The onunload event would seem to provide the first part of the solution. One problem however, is that there is no way to stop the onunload from happening. This is a good thing. Being able to cancel the navigation during the onunload event would allow for abuse – scripts could take control from the user. The user must have control over browser navigation. Even without being able to cancel the onunload there is still opportunity for abuse, for example opening a new window. Most popup blockers have gotten wise to these shenanigans. Internet Explorer still allows some questionable activities from the onunload handler. For example it is possible in IE to keep the user from leaving a page by setting document.location.href to the current page in document.body.onunload.

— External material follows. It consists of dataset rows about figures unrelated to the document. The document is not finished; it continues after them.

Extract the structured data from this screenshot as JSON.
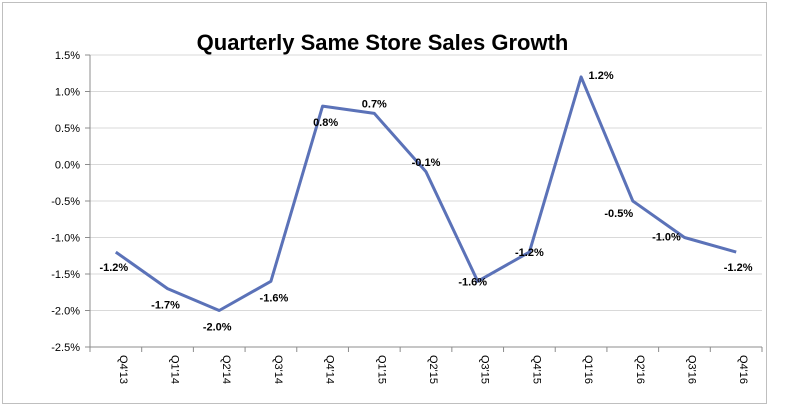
{
  "chart_data": {
    "type": "line",
    "title": "Quarterly Same Store Sales Growth",
    "xlabel": "",
    "ylabel": "",
    "categories": [
      "Q4'13",
      "Q1'14",
      "Q2'14",
      "Q3'14",
      "Q4'14",
      "Q1'15",
      "Q2'15",
      "Q3'15",
      "Q4'15",
      "Q1'16",
      "Q2'16",
      "Q3'16",
      "Q4'16"
    ],
    "series": [
      {
        "values": [
          -1.2,
          -1.7,
          -2.0,
          -1.6,
          0.8,
          0.7,
          -0.1,
          -1.6,
          -1.2,
          1.2,
          -0.5,
          -1.0,
          -1.2
        ],
        "labels": [
          "-1.2%",
          "-1.7%",
          "-2.0%",
          "-1.6%",
          "0.8%",
          "0.7%",
          "-0.1%",
          "-1.6%",
          "-1.2%",
          "1.2%",
          "-0.5%",
          "-1.0%",
          "-1.2%"
        ],
        "color": "#5b72b8"
      }
    ],
    "ylim": [
      -2.5,
      1.5
    ],
    "yticks": [
      1.5,
      1.0,
      0.5,
      0.0,
      -0.5,
      -1.0,
      -1.5,
      -2.0,
      -2.5
    ],
    "ytick_labels": [
      "1.5%",
      "1.0%",
      "0.5%",
      "0.0%",
      "-0.5%",
      "-1.0%",
      "-1.5%",
      "-2.0%",
      "-2.5%"
    ],
    "grid": true,
    "legend": "none",
    "gridline_color": "#d9d9d9",
    "axis_color": "#8c8c8c"
  }
}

WLS Console was prompting the user to save changes and saving them by exploiting one of the loop holes in IE. Console would prompt the user in response to the onunload event on document.body. If the user responded that they wanted to save the changes the script would submit the form. This does not work in Firefox and that started my quest to find the proper way to warn the user of unsaved changes.
The solution:
The onbeforeunload event appears to have been specifically designed to solve exactly this problem. It achieves the correct balance between allowing a script to stop the navigation so the user can save their changes and ensuring that the user is in control at all times. Here is how it works. The onbeforeunload event handler decides if there is a need to warn the user before leaving a page – if there is it returns a message string. The browser is responsible for prompting the user. The browser dialog has a fixed title, message and buttons. The string returned by the handler is added to the dialog to provide context specific information. In this way the browser makes sure that the user stays in control of navigation but the web page can let the browser know if the user should be warned before leaving the page.
Some details:
The onbeforeunload event is not a w3c standard event. It was first added to IE version 4. It is now supported by Firefox and Safari. It looks like it will also be part of HTML 5. IE supports this event on the window object and document.body. The other browsers only support it on the window object.
The Microsoft documentation for onbeforeunload says to assign the message to event.returnValue. This does not work in Safari 3 beta on Windows but simply returning the string works in IE, Safari and Firefox.
IE 6 has a bug where the prompt is shown to the user twice. I don’t know of any workaround for this so I think we just have to live with it.
Unfortunately, Opera as of version 9.25 does not support the onbeforeunload event. I hope Opera gets on board with this useful event soon.
Here is the essence of the code needed:
window.onbeforeunload = function() { if (!isSubmitting && isDirty()) { return warnOnSaveMessage; } }
Variable isSubmitting is a Boolean flag set to true when a form is being submitted so that the user doesn’t get the warning when saving their changes. Function isDirty does the work to determine if changes have been made to the form. There are many ways to implement this function and I won’t go into details here. You can have an explicit dirty flag set from event handlers or iterate over the controls in a form comparing the current and default values. Often a mix of the two methods is needed.